Effect of immunotherapy and spleen preservation on immunological function in patients with gastric cancer

Splenectomy is often performed in patients who undergo total gastrectomy for cancer of the upper stomach. Although splenectomy facilitates lymph node dissection of the splenic hilum and recent reports advocate spleen preservation, the role of the spleen is not fully elucidated in gastric cancer treatment. This prospective randomized study was performed to evaluate the role of the spleen in immunological function in gastric cancer patients who underwent total gastrectomy and received postoperative immunochemotherapy. Forty-five patients with gastric cancer were randomly allocated to four groups: 1. splenectomy without immunotherapy (OK-432 administration), 2. splenectomy with immunotherapy, 3. spleen preservation without immunotherapy, 4. spleen preservation with immunotherapy. Postoperative immunological function of these patients was compared among the four groups.
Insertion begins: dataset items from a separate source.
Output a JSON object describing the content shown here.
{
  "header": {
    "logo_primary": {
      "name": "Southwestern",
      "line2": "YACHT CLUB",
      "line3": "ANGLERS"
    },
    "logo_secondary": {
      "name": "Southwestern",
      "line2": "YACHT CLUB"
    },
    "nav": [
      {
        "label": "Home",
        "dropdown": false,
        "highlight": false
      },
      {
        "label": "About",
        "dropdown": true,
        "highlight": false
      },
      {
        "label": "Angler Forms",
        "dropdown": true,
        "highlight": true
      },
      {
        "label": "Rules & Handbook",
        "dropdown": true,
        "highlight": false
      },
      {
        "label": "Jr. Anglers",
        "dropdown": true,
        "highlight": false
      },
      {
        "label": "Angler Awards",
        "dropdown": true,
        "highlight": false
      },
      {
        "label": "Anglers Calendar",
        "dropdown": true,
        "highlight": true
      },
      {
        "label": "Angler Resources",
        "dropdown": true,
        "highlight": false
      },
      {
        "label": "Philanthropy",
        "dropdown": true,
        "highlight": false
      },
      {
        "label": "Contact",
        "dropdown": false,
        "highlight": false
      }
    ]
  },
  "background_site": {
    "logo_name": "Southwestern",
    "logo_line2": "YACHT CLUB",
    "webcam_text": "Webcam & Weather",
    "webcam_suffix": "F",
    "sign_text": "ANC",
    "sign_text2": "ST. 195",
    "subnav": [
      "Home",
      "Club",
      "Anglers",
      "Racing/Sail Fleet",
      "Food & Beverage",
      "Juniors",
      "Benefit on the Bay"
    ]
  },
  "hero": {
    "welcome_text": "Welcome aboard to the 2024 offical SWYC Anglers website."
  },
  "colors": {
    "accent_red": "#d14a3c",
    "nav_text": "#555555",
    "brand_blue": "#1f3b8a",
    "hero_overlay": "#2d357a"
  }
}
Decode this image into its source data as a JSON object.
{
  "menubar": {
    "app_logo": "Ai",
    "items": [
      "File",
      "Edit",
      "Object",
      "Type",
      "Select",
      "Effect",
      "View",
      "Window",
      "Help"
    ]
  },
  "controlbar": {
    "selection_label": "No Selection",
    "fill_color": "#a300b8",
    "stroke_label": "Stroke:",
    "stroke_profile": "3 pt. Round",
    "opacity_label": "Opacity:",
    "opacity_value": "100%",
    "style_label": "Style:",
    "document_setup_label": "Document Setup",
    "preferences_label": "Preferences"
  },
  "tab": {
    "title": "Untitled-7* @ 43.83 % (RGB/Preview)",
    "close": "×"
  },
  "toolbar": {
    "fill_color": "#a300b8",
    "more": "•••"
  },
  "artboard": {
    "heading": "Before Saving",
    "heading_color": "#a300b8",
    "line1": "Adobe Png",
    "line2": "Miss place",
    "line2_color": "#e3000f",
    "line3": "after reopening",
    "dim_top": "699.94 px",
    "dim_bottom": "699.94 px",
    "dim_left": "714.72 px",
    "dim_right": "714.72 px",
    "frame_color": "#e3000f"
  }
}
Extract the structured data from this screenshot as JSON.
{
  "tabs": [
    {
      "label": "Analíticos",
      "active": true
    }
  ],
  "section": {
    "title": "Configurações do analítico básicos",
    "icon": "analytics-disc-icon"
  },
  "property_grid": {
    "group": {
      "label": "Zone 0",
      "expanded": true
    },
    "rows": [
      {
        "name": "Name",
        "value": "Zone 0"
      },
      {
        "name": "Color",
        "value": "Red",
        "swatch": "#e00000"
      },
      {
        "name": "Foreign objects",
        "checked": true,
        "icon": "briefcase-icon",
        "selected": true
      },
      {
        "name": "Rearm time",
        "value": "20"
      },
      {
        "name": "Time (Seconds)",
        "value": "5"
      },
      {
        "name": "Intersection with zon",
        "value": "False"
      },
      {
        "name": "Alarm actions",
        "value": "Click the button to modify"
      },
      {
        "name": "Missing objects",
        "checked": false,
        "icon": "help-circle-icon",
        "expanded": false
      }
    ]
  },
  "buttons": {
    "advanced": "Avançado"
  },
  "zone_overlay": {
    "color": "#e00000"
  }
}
NK cell activity of the peripheral blood lymphocytes (PBL) in spleen-preserved patients who received immunotherapy was significantly higher for 24 weeks after surgery than that of the splenectomized patients with and without OK-432 administration. IL-2 production of PBL in spleen-preserved patients with immunotherapy was significantly higher between 4 and 24 weeks after surgery compared with that of the splenectomized patients without immunotherapy. The results suggest that spleen preservation might be beneficial in patients with less advanced gastric cancer who receive postoperative immunochemotherapy after total gastrectomy.